Almost 75% of rubber is consumed by the auto industry and with development, rubber has become one of the essential ingredient in every product, be it the household product like gasket, or the soft buttons of a technical product like palm top, which takes in the rest. The year 2000 saw the total requirement of natural rubber and synthetic rubber, exceeding one million tonnes. Synthetic and reclaimed rubber industries India has a relatively small synthetic rubber capacity. Irrespective of the small scale production, India, is the largest producer and user of reclaimed rubber in the world. By 2010-11 the total consumption is likely to exceed two million tonnes.

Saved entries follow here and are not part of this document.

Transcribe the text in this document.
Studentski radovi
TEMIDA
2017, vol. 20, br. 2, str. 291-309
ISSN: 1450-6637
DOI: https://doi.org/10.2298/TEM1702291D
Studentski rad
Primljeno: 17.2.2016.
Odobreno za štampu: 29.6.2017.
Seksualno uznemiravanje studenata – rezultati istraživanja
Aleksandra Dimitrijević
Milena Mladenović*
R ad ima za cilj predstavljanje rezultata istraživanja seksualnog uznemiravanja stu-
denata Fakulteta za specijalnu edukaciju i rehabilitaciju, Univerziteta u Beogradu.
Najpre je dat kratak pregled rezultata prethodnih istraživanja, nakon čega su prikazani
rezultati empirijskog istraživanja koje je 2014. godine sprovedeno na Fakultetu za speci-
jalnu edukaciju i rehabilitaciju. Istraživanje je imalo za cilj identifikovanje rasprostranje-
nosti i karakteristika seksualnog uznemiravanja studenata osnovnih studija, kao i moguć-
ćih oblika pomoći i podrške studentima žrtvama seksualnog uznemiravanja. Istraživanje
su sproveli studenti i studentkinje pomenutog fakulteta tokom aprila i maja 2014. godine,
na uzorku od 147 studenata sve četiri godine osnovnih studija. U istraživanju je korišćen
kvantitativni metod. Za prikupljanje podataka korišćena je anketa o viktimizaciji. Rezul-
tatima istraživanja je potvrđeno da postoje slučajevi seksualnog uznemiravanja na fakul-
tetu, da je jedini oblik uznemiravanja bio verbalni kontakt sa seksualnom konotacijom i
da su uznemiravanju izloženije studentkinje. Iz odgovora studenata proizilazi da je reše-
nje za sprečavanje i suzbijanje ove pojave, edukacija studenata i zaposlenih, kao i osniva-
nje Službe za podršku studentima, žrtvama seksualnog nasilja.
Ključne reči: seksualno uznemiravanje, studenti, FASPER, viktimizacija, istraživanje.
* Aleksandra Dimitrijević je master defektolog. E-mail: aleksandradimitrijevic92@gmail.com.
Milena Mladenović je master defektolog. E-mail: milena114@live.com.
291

Rubber Plantations in India, is the first commercial plantation of rubber, was started by European planters who formed the 'Periyar Syndicate' in 1902 at Thattekad near Alwaye, Kerela In 1904, further developments took place, particularly in Travancore, central Kerela In that year, planting of rubber was started in 'Yendayar', 'Eldorado' and 'Mundakayam' estates. The Governments of Travancore, Cochin, Madras and Mysore encouraged rubber cultivation by granting land, and the next six years saw considerable activity in Hevea planting. Between 1905 and 1907 KE Nicoll and EG Windle planted over 1 1100 acres (445 hectares) at Palapilly and Pudukad with rubber on the forest land obtained as grant from the Government.

The United Planters, Association of Southern India (UPASI) evinced keen interest in rubber cultivation and carried out research on various aspects, which helped in further development of commercial plantations. Presently, in India, rubber is planted in about 5.25 lakhs hectares of land producing 5.40 lakhs MT of Natural Rubber per annum approximately. The average yield per hectare is 1422 Kg.